09 Jun '13 08:25>3 edits
Originally posted by KazetNagorraFor someone falling 9ft the correction is tiny. Sticking with imperial units, the acceleration is given by:
Sounds about right, I think I used 24 ft/s, an acceleration of 9.8 m/s² and then rounded the answer up to get 9 ft. (the formula is correct) In any case it only gives a lower bound since you neglect friction, which is a pretty poor approximation in this case.
a = g - k v*v
where k = drag coefficient/mass. Using a = v * (dv/dx) and assuming a stationary start, I can integrate this to get:
v ^ 2 = (g/k) * (1 - exp(-2kx))
in the limit x -> infinity this gives v_t^2 = g/k.
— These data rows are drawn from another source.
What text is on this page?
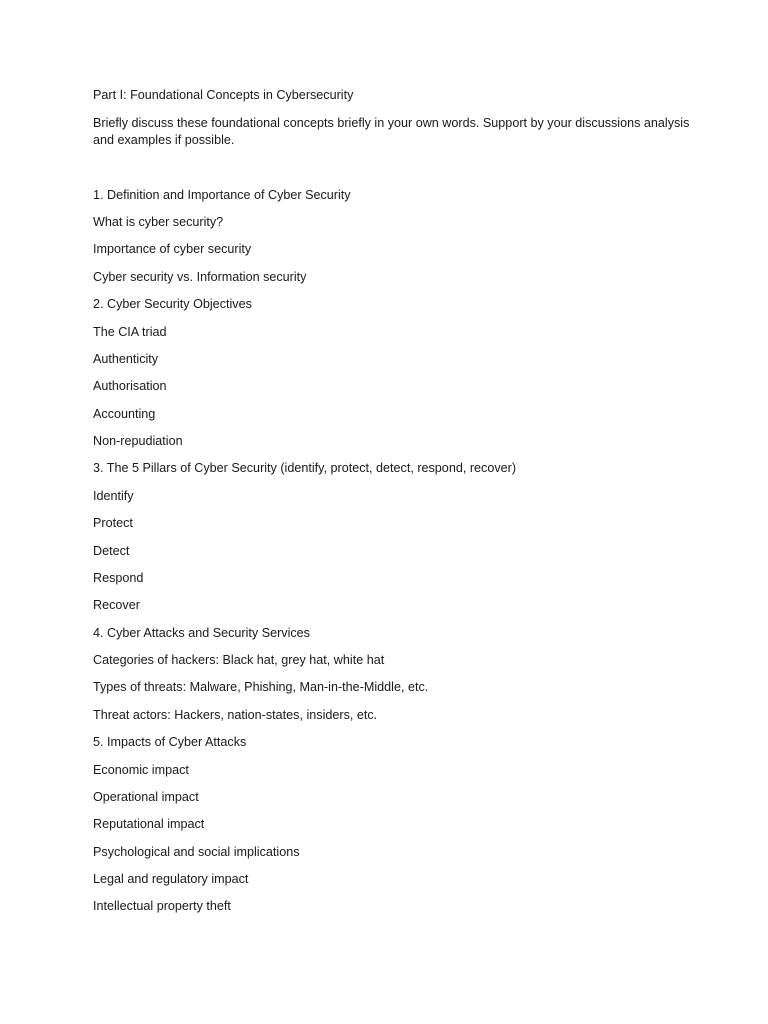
Part I: Foundational Concepts in Cybersecurity
Briefly discuss these foundational concepts briefly in your own words. Support by your discussions analysis and examples if possible.
1. Definition and Importance of Cyber Security
What is cyber security?
Importance of cyber security
Cyber security vs. Information security
2. Cyber Security Objectives
The CIA triad
Authenticity
Authorisation
Accounting
Non-repudiation
3. The 5 Pillars of Cyber Security (identify, protect, detect, respond, recover)
Identify
Protect
Detect
Respond
Recover
4. Cyber Attacks and Security Services
Categories of hackers: Black hat, grey hat, white hat
Types of threats: Malware, Phishing, Man-in-the-Middle, etc.
Threat actors: Hackers, nation-states, insiders, etc.
5. Impacts of Cyber Attacks
Economic impact
Operational impact
Reputational impact
Psychological and social implications
Legal and regulatory impact
Intellectual property theft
So I can write the above in terms of the terminal velocity to give:
v = v_t * sqrt((1 - exp(-2*g*x/(v_t^2)))
As a quick check, in the limit that v_t is very large the exponential expands to give:
v = v_t * sqrt ( 2*g*x / v_t^2)
=> v^2 = 2*g*x which is the vacuum result.
Wikipedia gives a terminal velocity for a human as 70 m/s, I'll approximate that as 200 ft/s. Putting this as well as your figure of 9 ft into the equation gives:
v = 200 * sqrt( 1 - exp (- 2 * 32 * 9/200*200))
= 200 * sqrt(0.0143) = 23.91, which rounds up to 24 ft/s
Which is the number you started with. I think the error due to air resistance is negligible over this distance. The effect of horizontal speed is going to be more important and could easily make the landing feel more like the 12 ft USArmyParatrooper's c/o quoted.